Did it ever occur to you to wonder why Jesus didn’t write his own book? Why do have Matthew, Mark, Luke, and John as the four Gospels, but no Gospel According to Jesus? And have you ever noticed how little Jesus had to say? He was a man of few words for the most part, though he did sometimes wax eloquent for, say, five minutes. Let me show you something really curious about the gospel accounts of Jesus speeches. Mark, in his gospel account, passes over all the early years of Jesus’ life very quickly and comes to the actual beginning of Jesus’ work. Jesus calls his disciples, and then we have this:
And they went into Capernaum; and immediately on the sabbath day he entered into the synagogue, and taught. And they were astonished at his doctrine: for he taught them as one that had authority, and not as the scribes.

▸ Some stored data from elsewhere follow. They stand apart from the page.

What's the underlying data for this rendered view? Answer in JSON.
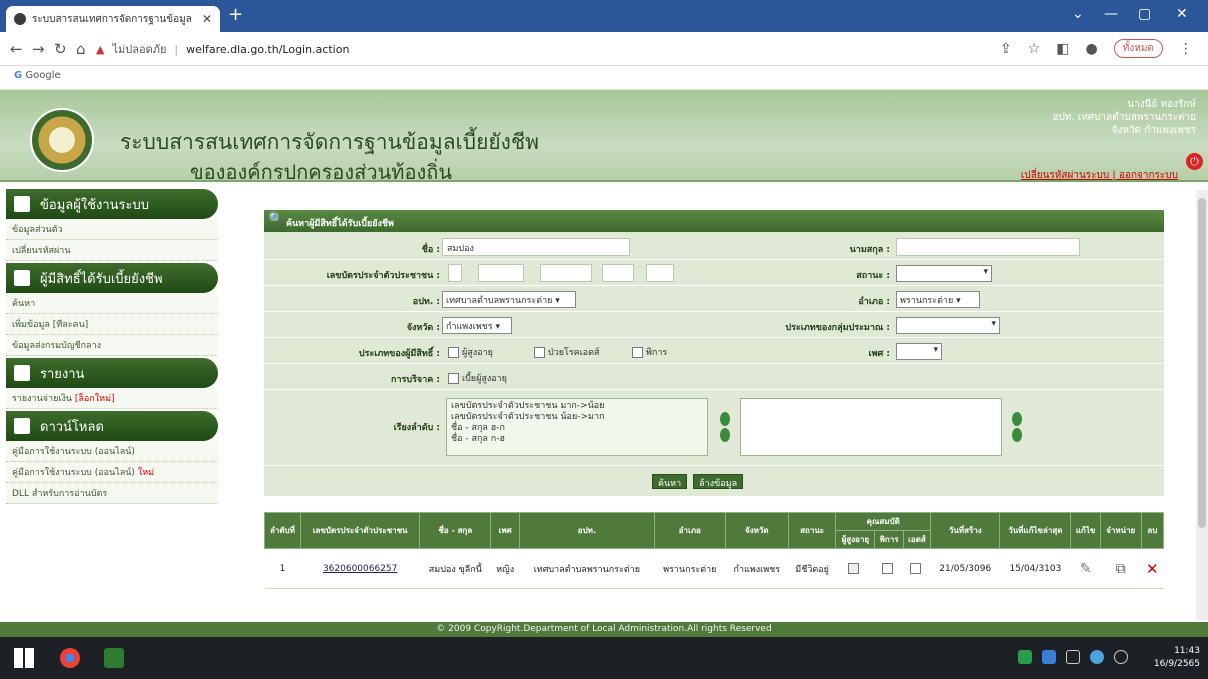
{
  "browser": {
    "tab_title": "ระบบสารสนเทศการจัดการฐานข้อมูล",
    "url_warning": "ไม่ปลอดภัย",
    "url": "welfare.dla.go.th/Login.action",
    "profile_label": "ทั้งหมด",
    "bookmark": "Google"
  },
  "header": {
    "title_line1": "ระบบสารสนเทศการจัดการฐานข้อมูลเบี้ยยังชีพ",
    "title_line2": "ขององค์กรปกครองส่วนท้องถิ่น",
    "user_name": "นางนีย์ ทองรักษ์",
    "user_org": "อปท. เทศบาลตำบลพรานกระต่าย",
    "user_province": "จังหวัด กำแพงเพชร",
    "user_links": "เปลี่ยนรหัสผ่านระบบ | ออกจากระบบ"
  },
  "sidebar": {
    "sections": [
      {
        "title": "ข้อมูลผู้ใช้งานระบบ",
        "items": [
          "ข้อมูลส่วนตัว",
          "เปลี่ยนรหัสผ่าน"
        ]
      },
      {
        "title": "ผู้มีสิทธิ์ได้รับเบี้ยยังชีพ",
        "items": [
          "ค้นหา",
          "เพิ่มข้อมูล [ทีละคน]",
          "ข้อมูลส่งกรมบัญชีกลาง"
        ]
      },
      {
        "title": "รายงาน",
        "items": [
          "รายงานจ่ายเงิน"
        ],
        "item_new": "[ล็อกใหม่]"
      },
      {
        "title": "ดาวน์โหลด",
        "items": [
          "คู่มือการใช้งานระบบ (ออนไลน์)",
          "คู่มือการใช้งานระบบ (ออนไลน์)",
          "DLL สำหรับการอ่านบัตร"
        ],
        "item2_new": "ใหม่"
      }
    ]
  },
  "search": {
    "header": "ค้นหาผู้มีสิทธิ์ได้รับเบี้ยยังชีพ",
    "label_name": "ชื่อ :",
    "name_value": "สมปอง",
    "label_surname": "นามสกุล :",
    "label_idcard": "เลขบัตรประจำตัวประชาชน :",
    "label_status": "สถานะ :",
    "label_org": "อปท. :",
    "org_value": "เทศบาลตำบลพรานกระต่าย",
    "label_district": "อำเภอ :",
    "district_value": "พรานกระต่าย",
    "label_province": "จังหวัด :",
    "province_value": "กำแพงเพชร",
    "label_group": "ประเภทของกลุ่มประมาณ :",
    "label_type": "ประเภทของผู้มีสิทธิ์ :",
    "type_opts": [
      "ผู้สูงอายุ",
      "ป่วยโรคเอดส์",
      "พิการ"
    ],
    "label_gender": "เพศ :",
    "label_cancel": "การบริจาค :",
    "cancel_opt": "เบี้ยผู้สูงอายุ",
    "label_sort": "เรียงลำดับ :",
    "sort_opts": [
      "เลขบัตรประจำตัวประชาชน มาก->น้อย",
      "เลขบัตรประจำตัวประชาชน น้อย->มาก",
      "ชื่อ - สกุล ฮ-ก",
      "ชื่อ - สกุล ก-ฮ"
    ],
    "btn_search": "ค้นหา",
    "btn_clear": "ล้างข้อมูล"
  },
  "table": {
    "headers": [
      "ลำดับที่",
      "เลขบัตรประจำตัวประชาชน",
      "ชื่อ - สกุล",
      "เพศ",
      "อปท.",
      "อำเภอ",
      "จังหวัด",
      "สถานะ",
      "คุณสมบัติ",
      "วันที่สร้าง",
      "วันที่แก้ไขล่าสุด",
      "แก้ไข",
      "จำหน่าย",
      "ลบ"
    ],
    "sub_headers": [
      "ผู้สูงอายุ",
      "พิการ",
      "เอดส์"
    ],
    "rows": [
      {
        "no": "1",
        "id": "3620600066257",
        "name": "สมปอง ขุลีกนี้",
        "gender": "หญิง",
        "org": "เทศบาลตำบลพรานกระต่าย",
        "district": "พรานกระต่าย",
        "province": "กำแพงเพชร",
        "status": "มีชีวิตอยู่",
        "created": "21/05/3096",
        "updated": "15/04/3103"
      }
    ]
  },
  "footer": "© 2009 CopyRight.Department of Local Administration.All rights Reserved",
  "taskbar": {
    "time": "11:43",
    "date": "16/9/2565"
  }
}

Then he heals a man in the synagogue and Jesus and his disciples leave the synagogue. What is wrong with this picture? Well, I for one, would give a lot to know what Jesus said in that synagogue. Mark says they were
astonished at his doctrine. Mark doesn’t, however, see fit to tell us what the doctrine was! To a 20th-century reader, this is a remarkable oversight. He taught doctrine. He taught with authority. His listeners were astonished. Please, please, tell us what he said! But no, Mark doesn’t think it is important. Here I am, concerned about the intellectual content of Jesus’ teaching, while Mark is far more concerned with what Jesus actually did and the message contained in what he did. But if I want the intellectual content of Jesus’ message—what did Jesus actually say, what did he teach—how am I going to find it?